Le marché du travail est sous pression. Les employeurs recherchent la flexibilité, et les employés un meilleur équilibre entre vie professionnelle et vie privée. Les deux systèmes qui répondent à ce besoin sont la semaine de quatre jours et les flexi-jobs. Bien qu’ils soient souvent considérés comme opposés, ils partent essentiellement de la même question : comment mieux organiser le travail dans une société en mutation ?

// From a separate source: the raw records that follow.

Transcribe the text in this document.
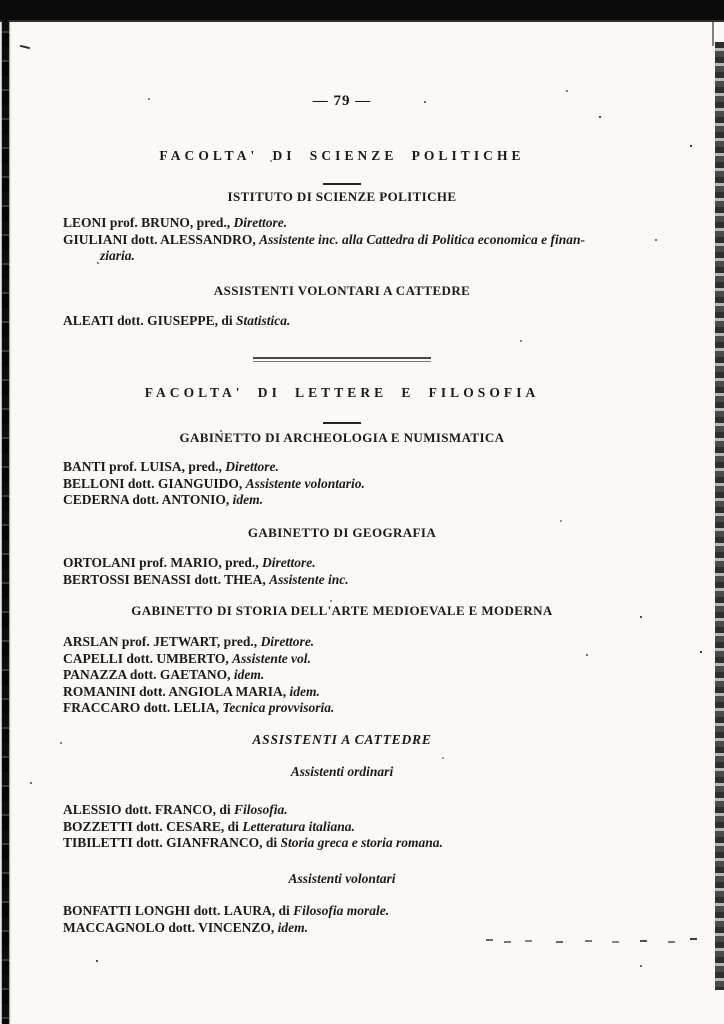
— 79 —
FACOLTA' DI SCIENZE POLITICHE
ISTITUTO DI SCIENZE POLITICHE
LEONI prof. BRUNO, pred., Direttore.
GIULIANI dott. ALESSANDRO, Assistente inc. alla Cattedra di Politica economica e finan-
ziaria.
ASSISTENTI VOLONTARI A CATTEDRE
ALEATI dott. GIUSEPPE, di Statistica.
FACOLTA' DI LETTERE E FILOSOFIA
GABINETTO DI ARCHEOLOGIA E NUMISMATICA
BANTI prof. LUISA, pred., Direttore.
BELLONI dott. GIANGUIDO, Assistente volontario.
CEDERNA dott. ANTONIO, idem.
GABINETTO DI GEOGRAFIA
ORTOLANI prof. MARIO, pred., Direttore.
BERTOSSI BENASSI dott. THEA, Assistente inc.
GABINETTO DI STORIA DELL'ARTE MEDIOEVALE E MODERNA
ARSLAN prof. JETWART, pred., Direttore.
CAPELLI dott. UMBERTO, Assistente vol.
PANAZZA dott. GAETANO, idem.
ROMANINI dott. ANGIOLA MARIA, idem.
FRACCARO dott. LELIA, Tecnica provvisoria.
ASSISTENTI A CATTEDRE
Assistenti ordinari
ALESSIO dott. FRANCO, di Filosofia.
BOZZETTI dott. CESARE, di Letteratura italiana.
TIBILETTI dott. GIANFRANCO, di Storia greca e storia romana.
Assistenti volontari
BONFATTI LONGHI dott. LAURA, di Filosofia morale.
MACCAGNOLO dott. VINCENZO, idem.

La semaine de quatre jours signifie que les salariés répartissent leur semaine de travail à temps plein sur quatre jours au lieu de cinq. Le nombre total d’heures reste le même, mais les journées de travail s’allongent. Les partisans du projet soulignent les avantages d’un jour de congé supplémentaire, qui peut contribuer à plus de repos, à un meilleur équilibre entre vie professionnelle et vie privée et, éventuellement, à une plus grande productivité.

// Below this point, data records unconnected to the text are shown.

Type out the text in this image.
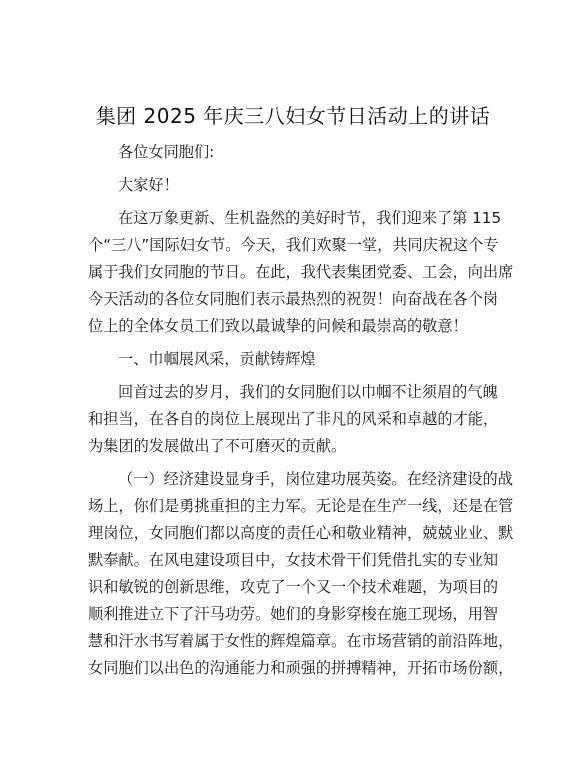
集团 2025 年庆三八妇女节日活动上的讲话
各位女同胞们:
大家好！
在这万象更新、生机盎然的美好时节，我们迎来了第 115
个“三八”国际妇女节。今天，我们欢聚一堂，共同庆祝这个专
属于我们女同胞的节日。在此，我代表集团党委、工会，向出席
今天活动的各位女同胞们表示最热烈的祝贺！向奋战在各个岗
位上的全体女员工们致以最诚挚的问候和最崇高的敬意！
一、巾帼展风采，贡献铸辉煌
回首过去的岁月，我们的女同胞们以巾帼不让须眉的气魄
和担当，在各自的岗位上展现出了非凡的风采和卓越的才能，
为集团的发展做出了不可磨灭的贡献。
（一）经济建设显身手，岗位建功展英姿。在经济建设的战
场上，你们是勇挑重担的主力军。无论是在生产一线，还是在管
理岗位，女同胞们都以高度的责任心和敬业精神，兢兢业业、默
默奉献。在风电建设项目中，女技术骨干们凭借扎实的专业知
识和敏锐的创新思维，攻克了一个又一个技术难题，为项目的
顺利推进立下了汗马功劳。她们的身影穿梭在施工现场，用智
慧和汗水书写着属于女性的辉煌篇章。在市场营销的前沿阵地，
女同胞们以出色的沟通能力和顽强的拼搏精神，开拓市场份额，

Les opposants soulignent que l’allongement des journées de travail n’est pas possible pour tout le monde. Dans les professions exigeantes sur le plan physique ou émotionnel, une journée de travail de neuf ou dix heures peut entraîner de la fatigue et des troubles de la concentration. De plus, ce système ne change rien à la charge de travail totale : on ne travaille pas moins, mais différemment.
Le système des flexi-jobs permet aux travailleurs qui travaillent au moins à quatre cinquièmes de prester des heures supplémentaires dans certains secteurs, avec un régime fiscal avantageux. Ce système offre aux employeurs une main-d’œuvre supplémentaire et aux employés la possibilité de compléter leurs revenus sans subir une lourde charge fiscale.
Ce système soulève toutefois des questions. Comme les flexi-jobs s’ajoutent à un emploi principal, il existe un risque de surcharge structurelle. En outre, le système n’est pas ouvert à tous, ce qui peut créer des inégalités entre les travailleurs éligibles et ceux qui ne le sont pas.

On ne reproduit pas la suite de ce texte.